Re: Confused, directionless, and lonely

Posted: Wed Jul 19, 2017 8:45 am
by TestimonyLost
Korihor wrote: Tue Jul 18, 2017 9:49 am Wait, just to make sure I understand - she's morally opposed to drinking coca-cola?
That's a tough one there. Is Sprite OK?
Weeks ago, I tried to start with drinking Coke as a small start but, by her reaction, you might have thought I’d proposed an open marriage.
I can give a bit more context. She is morally opposed to caffeinated sodas, but it's deeper than that. When I met my wife, I was an active, faithful Mormon but I was looser than her in almost every way (TV on Sundays, caffeine guzzler, R-rated movies). She asked me to commit to giving those things up. I loved her like crazy and really wanted to have sex so I agreed to all of it without a second thought.

So when she freaks out about a Pepsi, it's the Pepsi itself and what the Pepsi represents (promises I made to her).
Corsair wrote: Tue Jul 18, 2017 11:18 am
TestimonyLost wrote: Tue Jul 18, 2017 8:25 am Weeks ago, I tried to start with drinking Coke as a small start but, by her reaction, you might have thought I’d proposed an open marriage.
Perhaps this is a place to start small. The LDS church does itself few favors in this regard. This has been debated by faithful Mormons for decades since Bruce McConkie and Joseph Fielding Smith decided to one up the Word of Wisdom by restricting the most popular soft drinks also. The LDS church would not say anything official until finally Mitt Romney achieved national scrutiny in the 2012 presidential election and one of the dumbest "scandals" was being caught drinking Diet Coke. Finally, LDS public relations announced: OK, Mormons, drink up — Coke and Pepsi are OK.

David O. McKay was far more tolerant of Word of Wisdom violations than much of the LDS church. This includes the incident when he was at a movie:
Iit was intermission and his host offered to get him some liquid refreshment.

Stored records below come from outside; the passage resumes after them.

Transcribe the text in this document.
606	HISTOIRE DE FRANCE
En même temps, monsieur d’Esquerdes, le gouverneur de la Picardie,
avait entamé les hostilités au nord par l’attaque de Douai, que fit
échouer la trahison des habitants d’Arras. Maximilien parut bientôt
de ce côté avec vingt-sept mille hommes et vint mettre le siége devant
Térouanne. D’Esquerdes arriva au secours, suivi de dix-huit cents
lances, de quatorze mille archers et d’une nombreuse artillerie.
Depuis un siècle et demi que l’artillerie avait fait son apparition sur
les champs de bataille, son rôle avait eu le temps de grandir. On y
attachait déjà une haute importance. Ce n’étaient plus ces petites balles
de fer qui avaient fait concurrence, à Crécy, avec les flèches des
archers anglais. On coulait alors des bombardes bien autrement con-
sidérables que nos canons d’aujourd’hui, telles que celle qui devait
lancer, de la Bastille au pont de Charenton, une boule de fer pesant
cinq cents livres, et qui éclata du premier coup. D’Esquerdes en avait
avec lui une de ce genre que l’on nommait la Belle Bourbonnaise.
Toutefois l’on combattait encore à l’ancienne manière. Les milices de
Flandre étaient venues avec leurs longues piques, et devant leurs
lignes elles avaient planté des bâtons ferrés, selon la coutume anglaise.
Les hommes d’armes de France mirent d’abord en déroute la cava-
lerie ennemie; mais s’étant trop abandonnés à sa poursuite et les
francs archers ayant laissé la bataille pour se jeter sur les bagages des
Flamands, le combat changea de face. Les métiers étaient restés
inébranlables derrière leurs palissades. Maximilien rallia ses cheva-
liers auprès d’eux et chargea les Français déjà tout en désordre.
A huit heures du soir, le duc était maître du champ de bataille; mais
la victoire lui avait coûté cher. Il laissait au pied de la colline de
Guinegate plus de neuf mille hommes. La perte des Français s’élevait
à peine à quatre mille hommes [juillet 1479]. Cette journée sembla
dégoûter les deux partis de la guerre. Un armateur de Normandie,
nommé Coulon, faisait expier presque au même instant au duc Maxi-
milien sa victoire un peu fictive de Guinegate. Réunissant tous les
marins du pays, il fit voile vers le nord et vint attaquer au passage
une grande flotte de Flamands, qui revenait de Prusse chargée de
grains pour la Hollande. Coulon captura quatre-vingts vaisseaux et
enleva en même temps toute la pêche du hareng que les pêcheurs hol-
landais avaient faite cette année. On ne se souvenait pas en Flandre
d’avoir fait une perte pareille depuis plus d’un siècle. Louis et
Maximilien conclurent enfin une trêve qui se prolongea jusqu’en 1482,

“‘I said, ‘President McKay, what would you like to drink? All of our cups say Coca Cola on them because of our arrangement with Coca Cola Bottling, but we have root beer and we have orange and we have Seven-up. What would you like to drink?’
He said, ‘I don’t care what it says on the cup, as long as there is a Coke in the cup.'”
Love that anecdote! She will acknowledge that caffeinated soda is outside the Word of Wisdom, but it's still a very important personal commitment she's made. So anyone else drinking a Coke or not doesn't make a difference to her.
Linked wrote: Tue Jul 18, 2017 2:52 pm
TestimonyLost wrote: Tue Jul 18, 2017 8:25 am As for what I want, I’ve posted other threads about some of the changes we’ve fought over. The only thing I’ve agreed to back down on completely is alcohol. Things like R-rated movies and coffee remain very contentious. She’s agreed to some things in principal like tithing changes and allowing me to step back from church attendance but when it comes to actually implementing even the smallest changes, she freaks out.
I'm not sure if this will apply for your marriage, but something I've noticed with my DW is she will freak out about something the first time, but eventually it becomes more normal. Like with garments. I stopped wearing them one day and she cried. I wore garments again for a few days and then stopped again and she cried less. After that she stopped crying even when I wear whatever underwear I want. And I made a point not to throw it in her face, but not hide it; I think that was important. Also, with R-rated movies, my wife will never watch them and that's fine, but she knows I watch them when I feel like it and she seems to have gotten used to it.
TestimonyLost wrote:Weeks ago, I tried to start with drinking Coke as a small start but, by her reaction, you might have thought I’d proposed an open marriage.
It sounds like you have had the discussion, and set her expectations. I can't tell, but maybe you even got a coke, and she freaked out. So I think it might be good to occasionally get a coke when she is around as though it is normal and not a big deal (because it is normal, and it's not a big deal.). You may be at a point where it's time to stop discussing some of these things and just do them. She may be disappointed and sad, but she won't be too surprised.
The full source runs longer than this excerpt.